Training for and finishing a marathon are much like the product development process

In product development, prototyping is the currency of training.

BY JEREMY LOSAW

2019 was an immense year for human achievement. Perhaps one of the biggest milestones came in October when Kenyan Eliud Kipchoge became the first person to run a sub-2-hour marathon.

His accomplishment was the culmination of years of training and a carefully executed plan on race day. It was inspiring.

When I finished my first marathon in November, it was at a pace nearly three times slower. So I am careful to tell people that I “completed” a marathon and not that I “ran” it.

It took 4 hours and 52 minutes from when I started the race at the Charlotte Knights stadium to when I crossed the finish line one street over. I was desperate to be done and proud to have endured through the pain and mental hurdles of the race. Yeah, I walked a few miles during the race, but I still made it. I cannot imagine how anyone could go that far in less than 2 hours.

As my race unfolded, I realized that running a marathon has many parallels with the product development process. Each is an extraordinarily difficult journey that only a few try and in which fewer succeed. There are highs and lows—and hopefully, strangers offering you literal or figurative beer and donuts along the way with friends and family waiting at the finish line.

Training is crucial

It would be nearly impossible to have never run a mile and expect to finish a marathon. Training is the key to build stamina necessary for a successful race day. The miles burned in the early hours of the morning while your children sleep, sometimes enduring wind, rain and snow to maintain your training schedule, are the backbone of success.

In product development, prototyping is the currency of training. Dutifully testing ideas through iterative prototypes is the key to unlocking the DNA of a product and the backbone of a successful launch.

Before my race, the longest training run I did was 17 miles. I thought that was “proof of concept” enough to do a full marathon. So it should have come as no shock that by Mile 17 in my race, I started having to walk.

Don’t expect a good product to evolve from a non-rigorous prototyping schedule. You may end up trying to sell a product that is not feasible.

Go farther than others

The Charlotte marathon is a race that has multiple distances in the same event. The event included a full and half marathon, a 5k and 1-mile fun run.

The half and full ran the same course at the start of the race. Once the runners came back into the heart of the city, the half marathoners turned right to the finish line and a well-earned banana and slug of water. The rest of us wearing purple bibs veered left and headed around the celebration and up the hill for the second half of the journey.
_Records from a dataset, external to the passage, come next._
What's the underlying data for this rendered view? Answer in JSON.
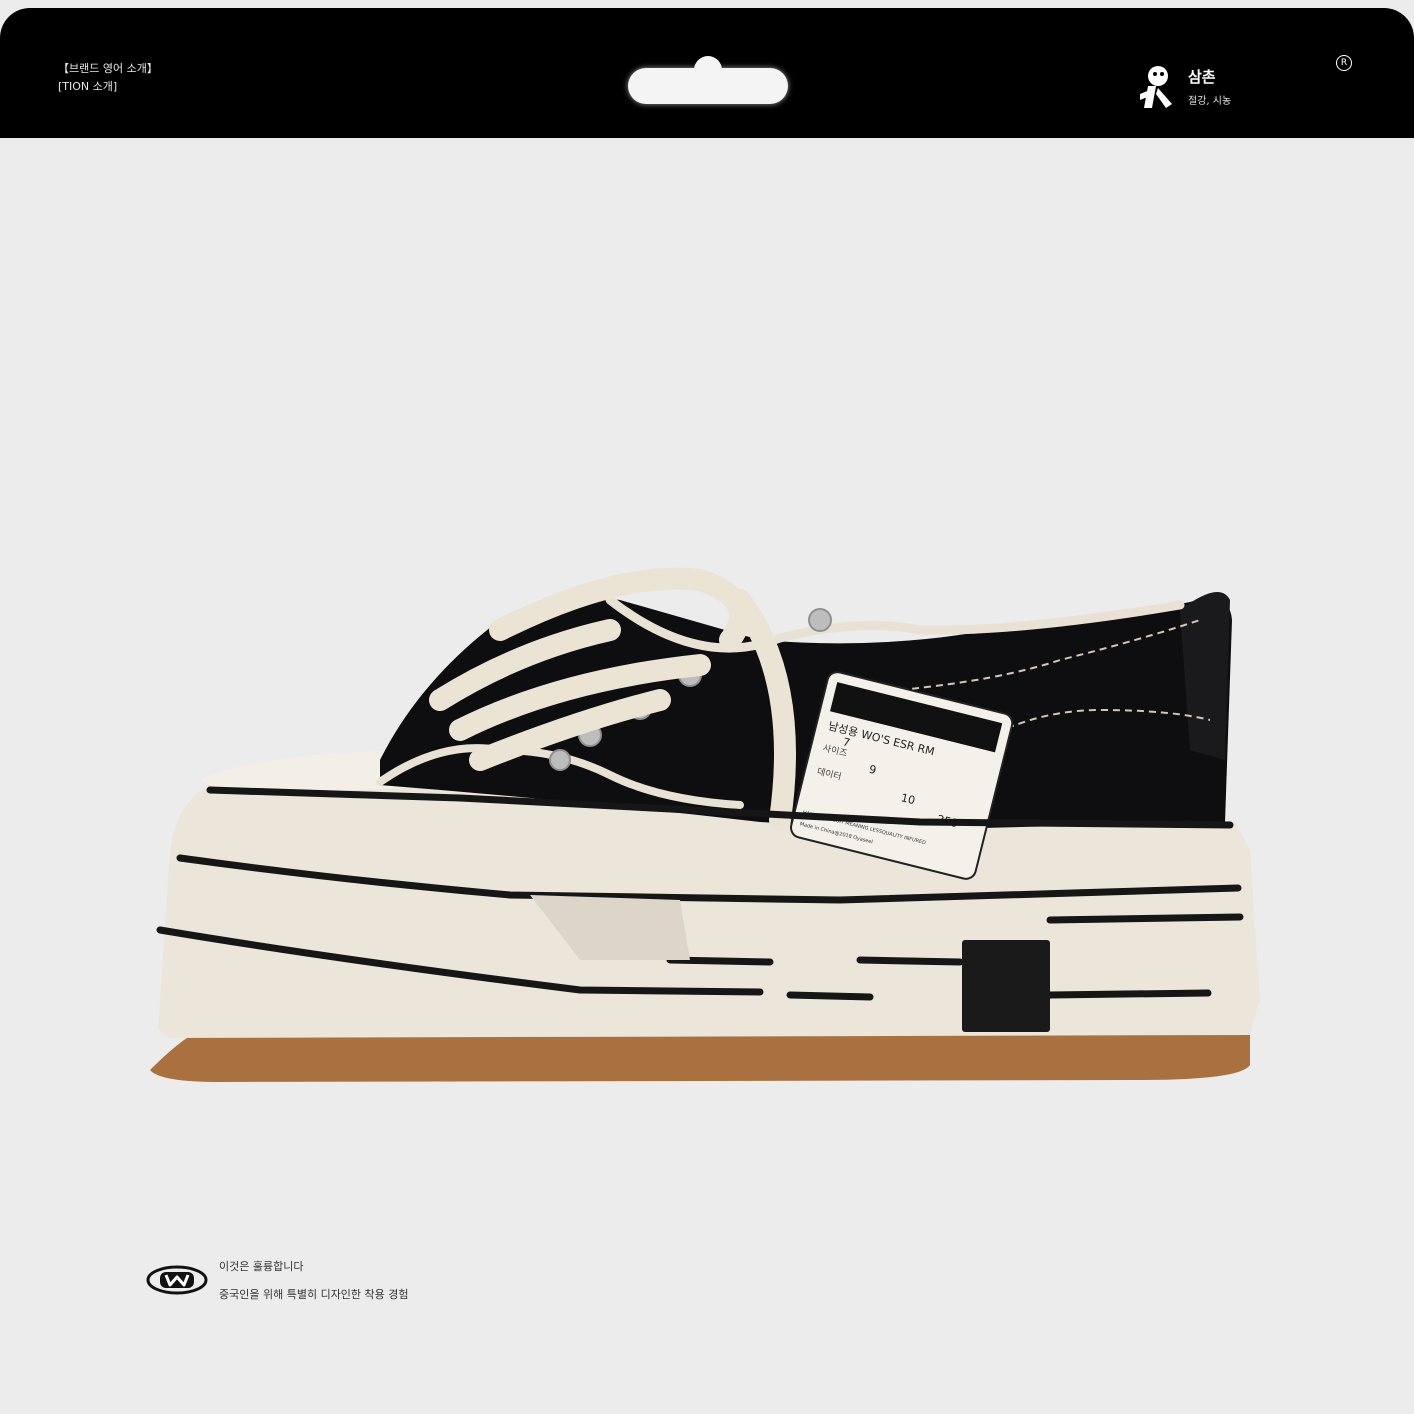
{
  "header": {
    "brand_line_1": "【브랜드 영어 소개】",
    "brand_line_2": "[TION 소개]",
    "logo_title": "삼촌",
    "logo_subtitle": "절강, 시농",
    "registered": "R"
  },
  "tag": {
    "title": "남성용 WO'S ESR RM",
    "row1_label": "사이즈",
    "row2_label": "데이터",
    "numbers": [
      "7",
      "9",
      "10",
      "250"
    ],
    "fine_print_1": "HANDSOME SUIT MEANING LESSQUALITY INFURED",
    "fine_print_2": "Made in China@2018 Oyaseel"
  },
  "footer": {
    "line_1": "이것은 훌륭합니다",
    "line_2": "중국인을 위해 특별히 디자인한 착용 경험"
  },
  "colors": {
    "background": "#ececed",
    "header": "#000000",
    "canvas_upper": "#0e0e10",
    "sole_cream": "#ece6da",
    "outsole_gum": "#a9713f"
  }
}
Product development is the ultimate marathon. Each step of the journey brings you closer to bringing the product to market, but you can’t stop halfway and expect great results.

Products that have not been rigorously tested by inventors are rarely successful in the market. You have to be willing to go the extra mile and fight through the difficult miles to have any chance at success.

Celebrate each milestone

Marathons and product development are long journeys that can push us to our mental limits. So it is important to recognize the depth of the task and celebrate the small milestones along the way to refresh and renew the spirit.

Each time I passed a mile marker during my race, I did a tiny fist pump for a mini celebration. When I was struggling in the second half, I would push myself to run to a visual point in the road ahead to have a micro milestone to celebrate. It helped pass the time and kept the mental demons at bay.

When deep in a development program, there are always small breakthroughs or moments of discovery or clarity that inch you closer to the finish. Celebrating these micro achievements along the way—whether with a pause for a beer or a snack or to share the milestone with friends and colleagues—can help mentally smooth the journey.

Learn from failure

I had wanted my first marathon to be in spring 2018. I started running shortly before New Year’s and made a resolution to commit to a training program and be ready in a few months.

Six weeks in, I hurt my knee. I had to stop training and missed the spring marathon season. After some physical therapy, I learned how to treat my body better. I learned how to put in miles without overdoing it, and the knowledge from that first failure propelled me to be able to train well enough to try one this year.

It is painful for inventors to give up on an idea due to a lack of funding, lost interest, lack of consumer enthusiasm or other reasons. However, the skills gained from a defunct program often end up forming the bedrock of a successful future program.

Whether it be a specific technology, prototyping technique or marketing strategy, these insights can be the fuel for the next and better product.